For those in a romantic relationship with bread.
One of the loudest American holidays is finally here– the Fourth of July! If you’re fortunate enough to live in Chicago’s Austin, Auburn Gresham, Belmont Cragin, Humboldt Part, Grand Crossing, Englewood, Logan Square, and many more!!! neighborhoods— or in East and/or South Central LA, you’ll find yourself playing a game a lot this week called…
“HOLY SHIT!!! Was that fireworks? Or was that gunshots?????”
Here’s how to tell if you should go outside to ooh and aaahhh… or if you should take cover in your panic room.
IF YOU HEAR A SERIES OF POP-POP-POPS:
Guess what? That’s a gun! What to you may seem like really loud Jiffy Pop popping is actually coming from a small pistol, like a Walther PPK. Menacing? Not really. Powerful? Yes. Strong enough to shoot through most walls. Move your chips and guac inside and wait it out before putting the kebabs on the grill.
IF IT SOUNDS LIKE A TIRE GETTING BLOWN OUT:
It’s mos def being done by the 9mm Glockmeister, or “Glock” as trained police officers and any hip hop artist post-NWA refer to it. A shot outta this guy resonates with a quick crack and a burst that you could make you hit the floor faster than my dad hitting the ground for loose change.
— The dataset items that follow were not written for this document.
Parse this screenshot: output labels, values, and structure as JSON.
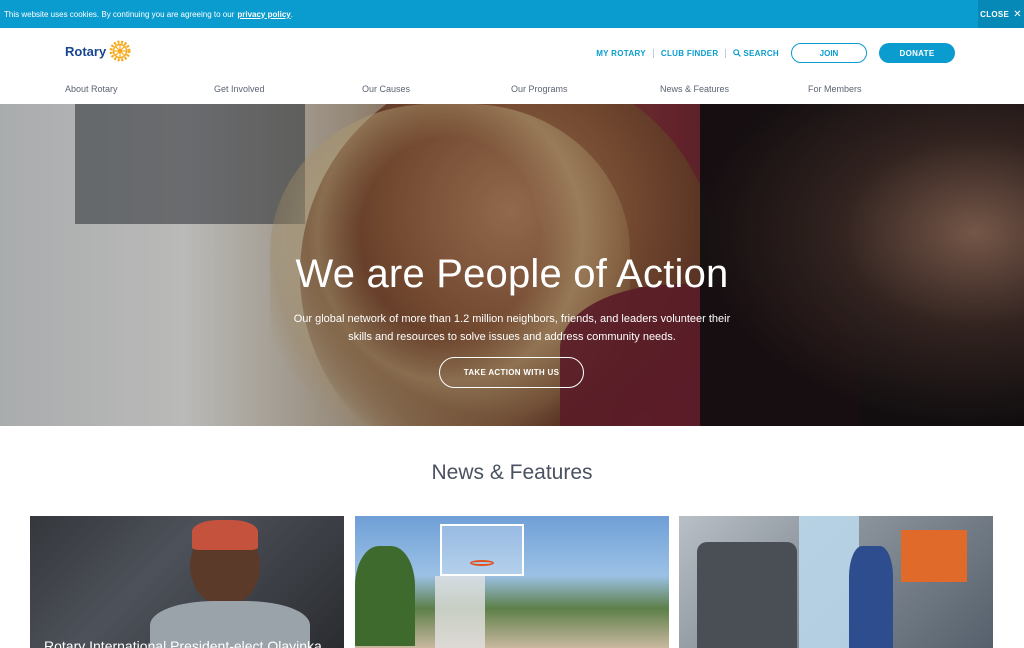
{
  "cookie_bar": {
    "message": "This website uses cookies. By continuing you are agreeing to our",
    "link": "privacy policy",
    "suffix": ".",
    "close": "CLOSE",
    "close_icon": "close-icon"
  },
  "header": {
    "logo_text": "Rotary",
    "logo_icon": "rotary-wheel-icon",
    "utility": {
      "my_rotary": "MY ROTARY",
      "club_finder": "CLUB FINDER",
      "search": "SEARCH",
      "search_icon": "search-icon",
      "join": "JOIN",
      "donate": "DONATE"
    },
    "nav": [
      "About Rotary",
      "Get Involved",
      "Our Causes",
      "Our Programs",
      "News & Features",
      "For Members"
    ]
  },
  "hero": {
    "title": "We are People of Action",
    "subtitle_line1": "Our global network of more than 1.2 million neighbors, friends, and leaders volunteer their",
    "subtitle_line2": "skills and resources to solve issues and address community needs.",
    "cta": "TAKE ACTION WITH US"
  },
  "news": {
    "title": "News & Features",
    "cards": [
      {
        "text": "Rotary International President-elect Olayinka"
      },
      {
        "text": ""
      },
      {
        "text": ""
      }
    ]
  },
  "colors": {
    "accent": "#0a9ccf",
    "brand_blue": "#17458f",
    "gold": "#f7a81b"
  }
}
IF IT SOUNDS LIKE 30 SECONDS OF RAPID-FIRE CRACKS:
A pack of M80s? Nope. And let’s hope you’re not on the business end of what’s making the ruckus, which is a Soviet-Made Cuban AK-47! After making its debut in WWII, the AK-47 was resurrected during the Iran-Contra Affair and is a player’s fave among Bloods and Crips. What’s interesting is that the sound of an M80 is strikingly similar to that of the AK… except that M80s last for all of 10 seconds when set off. Either way, you might as well stay away from the windows.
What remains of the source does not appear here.